The lack of empathy among today's youth is a serious problem, threatening our society's cohesion. This kind of lazy partisan analysis will not help us diagnose or alleviate the problem. What will? My suggestions:
1. "Liberal" idea: Get kids back into reading. As a poster here correctly notes, reading fiction promotes empathy by allowing readers to see the world through different eyes. There are a lot of theories about how to do this, but I think ditching the "conservative" emphasis
2. "Conservative" idea: Revive the family. Too many parents use money as a substitute for love and television as a substitute for moral guidance. I think it is fair to blame some "liberals" for helping to undermine the fundamental idea of the nuclear family; we need to reverse that if we are going to produce students who are full human beings instead of consumption machines.
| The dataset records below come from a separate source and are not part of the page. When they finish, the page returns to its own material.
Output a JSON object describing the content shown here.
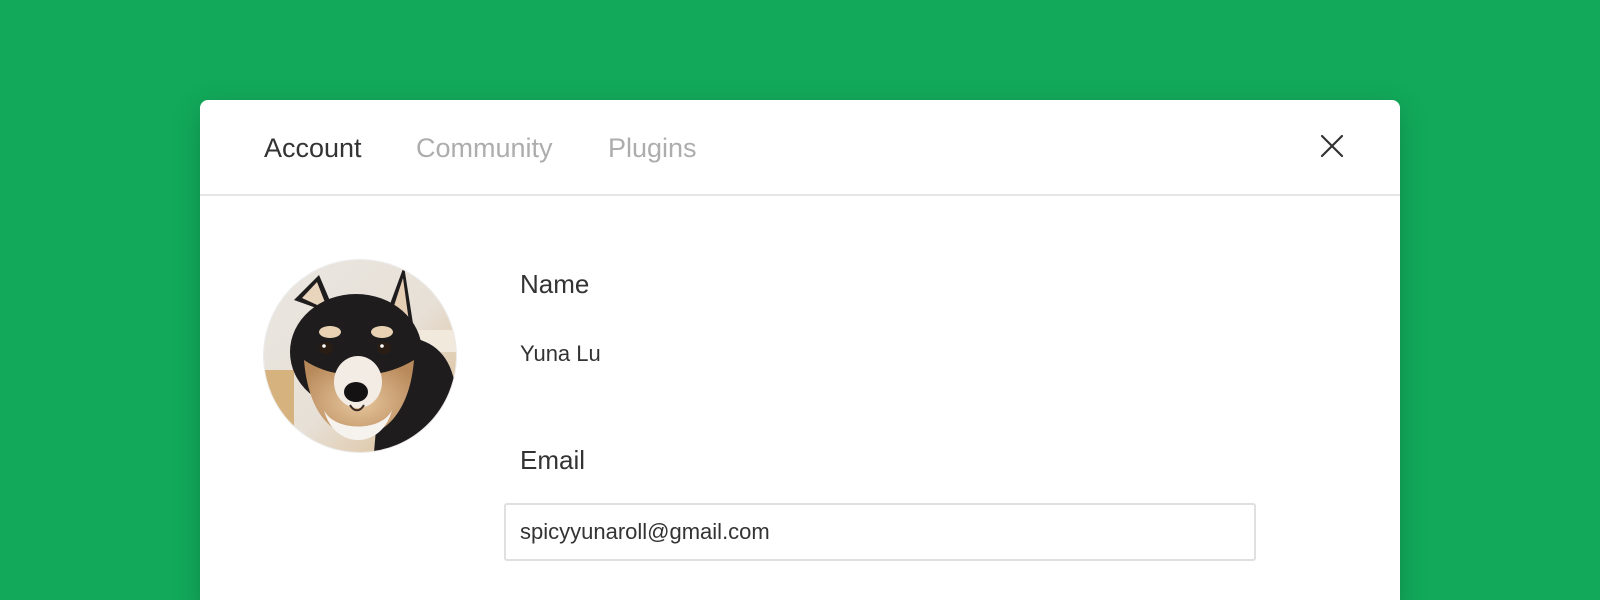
{
  "colors": {
    "background": "#12A95A",
    "modal_bg": "#FFFFFF",
    "text_primary": "#333333",
    "text_muted": "#ADADAD",
    "divider": "#E6E6E6"
  },
  "tabs": [
    {
      "label": "Account",
      "active": true
    },
    {
      "label": "Community",
      "active": false
    },
    {
      "label": "Plugins",
      "active": false
    }
  ],
  "header": {
    "close_icon": "close-icon"
  },
  "profile": {
    "avatar_icon": "avatar-photo"
  },
  "form": {
    "name_label": "Name",
    "name_value": "Yuna Lu",
    "email_label": "Email",
    "email_value": "spicyyunaroll@gmail.com"
  }
}
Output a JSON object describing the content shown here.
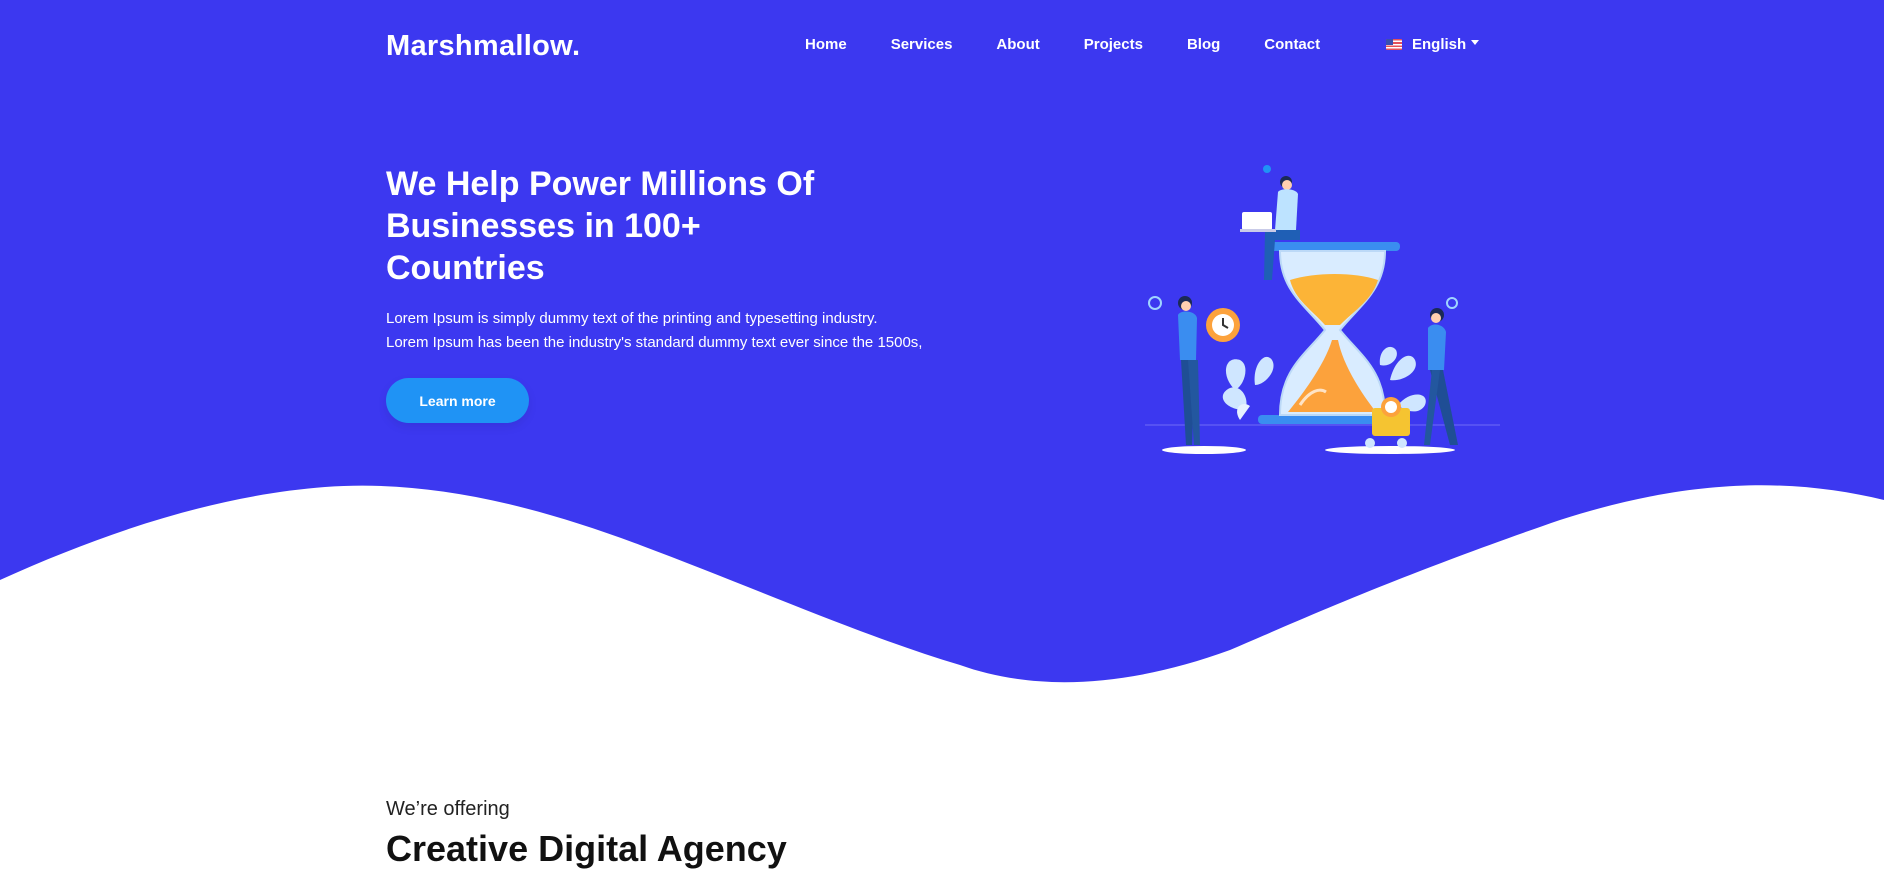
{
  "brand": {
    "logo": "Marshmallow."
  },
  "nav": {
    "items": [
      "Home",
      "Services",
      "About",
      "Projects",
      "Blog",
      "Contact"
    ],
    "language": "English",
    "language_icon": "us-flag-icon"
  },
  "hero": {
    "headline": "We Help Power Millions Of Businesses in 100+ Countries",
    "desc_line1": "Lorem Ipsum is simply dummy text of the printing and typesetting industry.",
    "desc_line2": "Lorem Ipsum has been the industry's standard dummy text ever since the 1500s,",
    "cta": "Learn more",
    "illustration": "hourglass-team-illustration"
  },
  "section": {
    "kicker": "We’re offering",
    "title": "Creative Digital Agency"
  },
  "colors": {
    "primary": "#3c38f0",
    "button": "#1f93f5",
    "text_light": "#ffffff",
    "text_dark": "#111111"
  }
}
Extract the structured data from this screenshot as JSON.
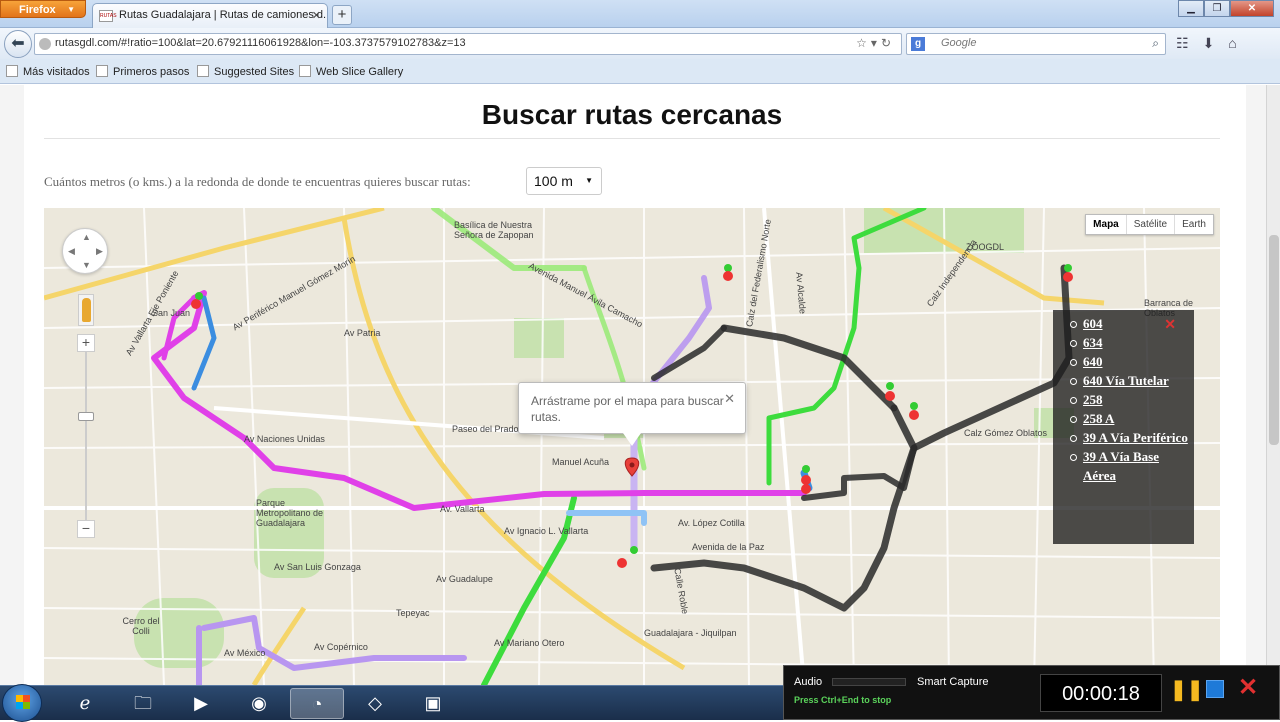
{
  "browser": {
    "app_button": "Firefox",
    "tab_title": "Rutas Guadalajara | Rutas de camiones d...",
    "url": "rutasgdl.com/#!ratio=100&lat=20.67921116061928&lon=-103.3737579102783&z=13",
    "search_placeholder": "Google",
    "bookmarks": [
      "Más visitados",
      "Primeros pasos",
      "Suggested Sites",
      "Web Slice Gallery"
    ]
  },
  "page": {
    "title": "Buscar rutas cercanas",
    "question": "Cuántos metros (o kms.) a la redonda de donde te encuentras quieres buscar rutas:",
    "radius_selected": "100 m"
  },
  "map": {
    "type_buttons": [
      "Mapa",
      "Satélite",
      "Earth"
    ],
    "active_type": "Mapa",
    "infowindow_text": "Arrástrame por el mapa para buscar rutas.",
    "labels": {
      "basilica": "Basílica de Nuestra Señora de Zapopan",
      "zoo": "ZOOGDL",
      "barranca": "Barranca de Oblatos",
      "san_juan": "San Juan",
      "parque": "Parque Metropolitano de Guadalajara",
      "cerro": "Cerro del Colli",
      "av_vallarta": "Av. Vallarta",
      "av_nac_unidas": "Av Naciones Unidas",
      "paseo_prado": "Paseo del Prado",
      "manuel_acuna": "Manuel Acuña",
      "av_lopez_cotilla": "Av. López Cotilla",
      "avenida_hidalgo": "Avenida de la Paz",
      "av_guadalupe": "Av Guadalupe",
      "av_patria": "Av Patria",
      "periferico": "Av Periférico Manuel Gómez Morín",
      "av_vallarta_eje": "Av Vallarta Eje Poniente",
      "av_avila": "Avenida Manuel Ávila Camacho",
      "av_alcalde": "Av Alcalde",
      "av_federalismo": "Calz del Federalismo Norte",
      "calz_indep": "Calz Independencia",
      "av_mexico": "Av México",
      "av_sl_gonzaga": "Av San Luis Gonzaga",
      "av_ignacio": "Av Ignacio L. Vallarta",
      "guadalajara_jiquilpan": "Guadalajara - Jiquilpan",
      "calz_oblatos": "Calz Gómez Oblatos",
      "av_copernico": "Av Copérnico",
      "tepeyac": "Tepeyac",
      "calle_roble": "Calle Roble",
      "av_malecon": "Av Mariano Otero"
    },
    "route_list": [
      "604",
      "634",
      "640",
      "640 Vía Tutelar",
      "258",
      "258 A",
      "39 A Vía Periférico",
      "39 A Vía Base Aérea"
    ]
  },
  "recorder": {
    "audio_label": "Audio",
    "mode_label": "Smart Capture",
    "hint": "Press Ctrl+End to stop",
    "time": "00:00:18"
  },
  "colors": {
    "route_pink": "#e040e8",
    "route_green": "#3ddc3d",
    "route_lightgreen": "#9cea7a",
    "route_purple": "#b896f0",
    "route_black": "#2a2a2a",
    "route_blue": "#3b8de0"
  }
}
Anyway, hope this promotes some discussion and debate that is a little less stultified by cheap partisan point-scoring.

10:48 AM, June 03, 2010  
Blogger Dr.Alistair said...

trey, you are truly lucky. my baptist friend who happens to be the realtor who found my ex and i our last house, told me that he doesn`t help clients on moving day.

the blurring of the client/friend boundary is indicative of borderline personality type.

don, i`m a pattern recognition type bordering on the savant (in psyschological jargon) commonly known as an artist, so, the triangulation in discussion has been obvious to me since i was quite young and was explained clinically by dr.eric berne in his published works on transactional analysis.

the self is a great teacher. inside of all of us is the greatest of the good and of the bad.

once we see this we can make real choices.

otherwise we are flinging shit.

2:19 PM, June 03, 2010  
Blogger TMink said...

Doc, I think I am blessed, but I am quite thankful for it!

One of the problems with PC indoctrination is that it teaches that GROUPS are victimized. The usual suspects, women, blacks and Hispanics. Whites and Asians need not apply.

There is no emphasis on individual pain, just the pain of groups agrieved by white male privilege.

So empathy is reduced to nebulous group think instead of an accurate understanding of how someone else actually feels.